New Alexandria, a pleasant little town, grown up round an old chateau, and used as a sort of summer resort by Warsaw people, was nothing but blackened chimneys and heaps of brick. The Russians had burned everything, and the inhabitants, who had fled into the pines, were just now beginning to straggle back. Some had set up little stands in front of their burned houses and were trying to sell apples, plums, pears, about the only marketable thing left; some were cleaning brick and trying to rebuild, some contented themselves with roofing over their cellars. And while we were observing these domestic scenes, the army, which had taken the outer forts by assault the preceding night, was marching into burning Brest-Litovsk.

It was another day before the motors came and we could get under way and whirl through such a cross-section of a modern army's life as one could scarcely have seen in the west of Europe since the Germans first came rolling down on Paris. No suburban warfare this; none of that hideous, burrowing, blowing up, methodically squashing out yard after yard of trenches and men. This was war in the grand old style—an army on the march, literally, down roads smoky with dust and sunshine, across bridges their own pioneers had built, a river of men and horses, wagons and guns, from one hazy blue horizon to another.

And all these men had come from victory and knew they were marching to it. How far they were going none could tell, but the gods were with them—so might the Grand Army have looked when it started eastward a hundred years ago. Men and horses had been pouring down that road for weeks—on each side of the macadam highway the level, unfenced fields were trampled flat. It was fully one hundred and twenty miles, as the motor road ran, to Brest-Litovsk, and there was scarce a moment when, if we were not in the thick of them, we were not at least in sight of wagons, motors, horses, and men. And, of course, this was but the rear of the army; the fighting men proper were up in front. The dust hung like fog in the autumn sunshine. Drivers were black with it; in the distance, on parallel roads, it climbed high in the still air like smoke from burning villages. And out of this dust, as we whizzed on, our soldier chauffeur, whistle in mouth, shrieking for room, appeared pontoon trains—big steel scows on top, beams underneath, cut, numbered, and ready to put together; trains of light farm wagons, wide at the top, slanting toward the middle, commandeered from all over Austria-Hungary at the beginning of the war and driven, some by soldiers, but oftener by civilians with the yellow Austrian bands on their arms; heavy ammunition wagons drawn by four horse; with a soldier outrider astride one of the leaders, and from time to time columns of reserves, older men for the most part, bound for guard duty, probably, shuffling along in loose order. Round and through these wagon-trains, in a swirl of dust, rumbled and swayed big motor-trucks, and once or twice, scattering everything with a lilting "Ta-te… Ta-da" the gray motor, the flash of scarlet, pale blue, and gold, and the bronzed, begoggled, imperial visage of some one high in command.
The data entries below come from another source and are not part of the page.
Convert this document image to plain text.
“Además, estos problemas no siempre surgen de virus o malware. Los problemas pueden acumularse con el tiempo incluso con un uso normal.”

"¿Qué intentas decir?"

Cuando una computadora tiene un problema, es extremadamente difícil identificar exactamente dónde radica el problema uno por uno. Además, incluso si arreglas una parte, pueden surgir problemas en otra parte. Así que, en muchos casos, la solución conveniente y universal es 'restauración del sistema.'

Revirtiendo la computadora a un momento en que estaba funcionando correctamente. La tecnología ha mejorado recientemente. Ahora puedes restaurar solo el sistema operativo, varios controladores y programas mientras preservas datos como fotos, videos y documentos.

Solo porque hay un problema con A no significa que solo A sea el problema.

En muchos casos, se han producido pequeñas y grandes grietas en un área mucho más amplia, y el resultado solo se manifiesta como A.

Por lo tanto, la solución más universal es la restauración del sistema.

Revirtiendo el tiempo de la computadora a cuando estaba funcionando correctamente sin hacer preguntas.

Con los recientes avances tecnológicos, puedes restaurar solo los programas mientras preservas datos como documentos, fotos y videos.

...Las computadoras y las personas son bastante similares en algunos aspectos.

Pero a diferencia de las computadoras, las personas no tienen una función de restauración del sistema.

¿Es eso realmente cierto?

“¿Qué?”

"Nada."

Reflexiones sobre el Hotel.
Once we passed a big Austrian mortar, covered with tarpaulin, by the side of the road, and again two big 20-centimetre guns, which had not had time to get up to Brest-Litovsk. This is where you find the heavy artillery nowadays, quite as likely as in a fort, on some hard highway, where it can easily be moved and sheltered, not behind concrete, but some innocent-looking apple-tree. Each fence corner was chalked with letters and numbers intelligible to the drivers, who passed that way; each bridge, down to the few boards across a ditch, had been examined by the pioneers, rebuilt if necessary, and a neat little sign set up on it, telling whether or not the heavy artillery could safely cross. Flowing back toward this huge, confident, onrushing organism, the peasants— timid, halting, weary, and dust-covered, with wagons heaped with furniture, beds, hay for the horses, with the littlest children and those too old to walk—were returning to the charred ruins of their homes. They, too—like the grass—had their unconquerable strength.